Don’t Get Hurt-The Tale of The Casual Relationship

What is a casual relationship and what everyone’s definition of it is

“Everyone has a different definition of a casual relationship and that it’s all about communication with the other person.”

— Gabby Dimasi

Many of the readers of this article are likely high school students coming of age or possibly beginning their first romantic relationships. There is definitely a lot of confusion about the certain aspects of it, regarding what 2 partners would call a relationship. Is it serious? Are there simply no labels? Are you seeing other people at the same time?  It seems that the terminology for these different relationships are often confused. Depending on who you ask you will get a different definition for what the term “casual relationship” means. 

 To most people it either means, you are exclusive and you are just not officially dating, while to others it means that you are allowed to date multiple people at once. Then, there are some people that will call a relationship in which people date multiple people at once an “open relationship” to help settle this debate I thought it would be useful to include regain us’s(https://www.regain.us/advice/dating/what-is-casual-dating-when-it-turns-serious/) definition of  “casual relationship”; ”When a couple is casually dating, this may mean that they are not exclusive. Casual is just that: not buttoned up, not committed, just enjoying a simple relationship. Sometimes, both people are still dating around.”

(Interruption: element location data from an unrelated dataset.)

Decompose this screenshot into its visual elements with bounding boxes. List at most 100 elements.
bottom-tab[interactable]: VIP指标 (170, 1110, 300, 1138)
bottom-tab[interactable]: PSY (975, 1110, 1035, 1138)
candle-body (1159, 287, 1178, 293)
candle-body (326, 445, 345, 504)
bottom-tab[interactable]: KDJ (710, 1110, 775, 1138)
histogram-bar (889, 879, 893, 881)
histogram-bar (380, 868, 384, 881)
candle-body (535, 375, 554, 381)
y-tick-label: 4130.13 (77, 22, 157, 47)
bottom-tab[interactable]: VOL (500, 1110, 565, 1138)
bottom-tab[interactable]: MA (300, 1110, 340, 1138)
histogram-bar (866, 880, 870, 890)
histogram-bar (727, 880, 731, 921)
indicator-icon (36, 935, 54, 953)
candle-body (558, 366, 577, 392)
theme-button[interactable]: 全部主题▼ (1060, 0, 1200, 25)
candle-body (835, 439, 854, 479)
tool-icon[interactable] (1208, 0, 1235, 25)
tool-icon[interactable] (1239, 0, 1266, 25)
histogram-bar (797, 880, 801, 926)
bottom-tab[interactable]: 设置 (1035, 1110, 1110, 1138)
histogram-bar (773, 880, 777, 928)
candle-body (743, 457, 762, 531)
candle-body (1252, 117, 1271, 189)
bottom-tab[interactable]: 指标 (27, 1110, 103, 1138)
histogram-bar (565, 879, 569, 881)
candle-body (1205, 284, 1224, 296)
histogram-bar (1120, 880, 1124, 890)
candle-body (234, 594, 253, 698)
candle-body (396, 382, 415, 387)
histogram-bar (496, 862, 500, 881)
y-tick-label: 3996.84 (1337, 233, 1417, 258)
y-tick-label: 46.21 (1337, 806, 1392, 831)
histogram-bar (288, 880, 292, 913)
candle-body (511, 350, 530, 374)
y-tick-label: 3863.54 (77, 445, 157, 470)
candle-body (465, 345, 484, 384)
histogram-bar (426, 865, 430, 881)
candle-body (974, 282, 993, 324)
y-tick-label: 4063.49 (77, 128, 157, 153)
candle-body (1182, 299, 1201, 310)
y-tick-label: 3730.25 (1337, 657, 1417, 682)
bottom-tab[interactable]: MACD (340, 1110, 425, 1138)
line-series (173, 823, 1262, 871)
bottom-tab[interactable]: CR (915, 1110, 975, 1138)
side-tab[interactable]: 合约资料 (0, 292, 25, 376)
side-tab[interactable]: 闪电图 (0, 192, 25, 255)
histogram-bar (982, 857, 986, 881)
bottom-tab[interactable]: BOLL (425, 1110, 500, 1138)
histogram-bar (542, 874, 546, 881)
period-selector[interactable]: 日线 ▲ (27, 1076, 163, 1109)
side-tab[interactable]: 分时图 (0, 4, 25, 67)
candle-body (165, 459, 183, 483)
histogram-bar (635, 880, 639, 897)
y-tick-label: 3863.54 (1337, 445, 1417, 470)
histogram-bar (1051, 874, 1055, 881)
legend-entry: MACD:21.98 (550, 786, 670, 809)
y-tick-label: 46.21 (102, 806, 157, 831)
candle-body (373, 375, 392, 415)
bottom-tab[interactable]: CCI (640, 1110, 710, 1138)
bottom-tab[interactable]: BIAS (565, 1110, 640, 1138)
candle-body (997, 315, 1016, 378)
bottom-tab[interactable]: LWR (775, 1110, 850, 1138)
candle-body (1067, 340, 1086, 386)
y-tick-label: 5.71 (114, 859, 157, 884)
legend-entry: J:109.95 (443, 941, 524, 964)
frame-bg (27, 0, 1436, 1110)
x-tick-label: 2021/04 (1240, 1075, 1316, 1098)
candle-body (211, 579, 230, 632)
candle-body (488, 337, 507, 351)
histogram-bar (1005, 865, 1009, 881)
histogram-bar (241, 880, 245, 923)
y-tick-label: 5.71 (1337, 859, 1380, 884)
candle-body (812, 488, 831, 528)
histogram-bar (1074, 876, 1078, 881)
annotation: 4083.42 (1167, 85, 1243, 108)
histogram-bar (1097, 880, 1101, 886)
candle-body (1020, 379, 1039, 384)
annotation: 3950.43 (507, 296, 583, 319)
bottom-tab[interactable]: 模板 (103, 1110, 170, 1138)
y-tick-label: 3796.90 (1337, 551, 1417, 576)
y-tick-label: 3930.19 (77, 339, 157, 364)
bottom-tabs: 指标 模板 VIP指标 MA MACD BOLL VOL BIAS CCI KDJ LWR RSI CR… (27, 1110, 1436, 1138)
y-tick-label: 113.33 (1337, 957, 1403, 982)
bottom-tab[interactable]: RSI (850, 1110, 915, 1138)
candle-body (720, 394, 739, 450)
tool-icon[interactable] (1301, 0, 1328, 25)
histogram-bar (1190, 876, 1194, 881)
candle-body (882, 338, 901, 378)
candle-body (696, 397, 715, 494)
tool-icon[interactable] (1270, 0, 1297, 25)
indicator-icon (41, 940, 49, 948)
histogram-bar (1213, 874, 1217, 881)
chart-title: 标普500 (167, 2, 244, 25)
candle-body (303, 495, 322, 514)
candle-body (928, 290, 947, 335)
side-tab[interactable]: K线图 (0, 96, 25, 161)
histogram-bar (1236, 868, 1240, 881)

To get a clearer idea of what a casual relationship is, I decided to ask several people on the record what their definition of a casual relationship was. Norwalk High Graduate Gabby Dimasi said that “Everyone has a different definition of a casual relationship and that it’s all about communication with the other person.” Then I asked Josue Emanuel Palma Morales(‘23),  who was so unsure of how to describe it that  when I asked him via snapchat that he googled what a casual relationship was, copy and pasted the first thing that came up on google and sent it to me. Then, according to St. Joseph Sophomore Sofia Pace (‘24), a casual relationship is “a relationship where both people feel comfortable to be themselves without the other person demanding them to do something. And you can talk to other people but a casual relationship is exclusive.” Then I asked Norwalk High graduate and DePaul Freshman Max Kenner who described a casual relationship as “a relationship without commitments and without implicit exclusivity”. Then I interviewed Boston College freshman Emilio Montero who had a lot more to say “ a casual relationship is just a fling if anything. Even if the couple in the casual relationship does things that someone might do while actually dating, they are still lying to themselves about being in love or anything of the sort because it is not meant to last. So until it becomes solid and has taken time to evolve into a caring and trustworthy relationship, it can be seen as just a desperate want for attention. In the end, a casual relationship is made up of two people scared of commitment and most importantly love.” So, some may enjoy casual relationships and some may not, but it is between two people who want nothing serious. 

I am writing this article because two months ago, I was getting to know a girl and I was starting to really like her and she was starting to like me. The first time I hung out with her outside of work which was where we met, I asked what we were and she said that she wanted a casual relationship. I thought this meant that we were exclusive but we were not officially calling it a relationship, but I never asked her to specify. So, I had spent a period of time believing that we were exclusive which was what I wanted. Until we had a conversation about it and she told me what she meant by casual relationship and I told her what I thought she meant. Her definition of a casual relationship was something foriegn to me because I am new to romantic relationships. While on the other hand, she had just gotten out of a long relationship and wanted to see multiple people. However, I just did not understand because the idea was so new to me and it made me upset, actually angry. This led to me getting very hurt and I simply failed to see where she was coming from. So that relationship ended with me upset and insulting her despite the fact she did not deserve it. All because the definition of a casual relationship was clouded, I ended up hurt and I ended up hurting her by saying things I regret saying in the heat of the moment. So, if you take anything away from this article, it should be that if someone says they want a casual relationship with you, ask them what the hell they mean by that.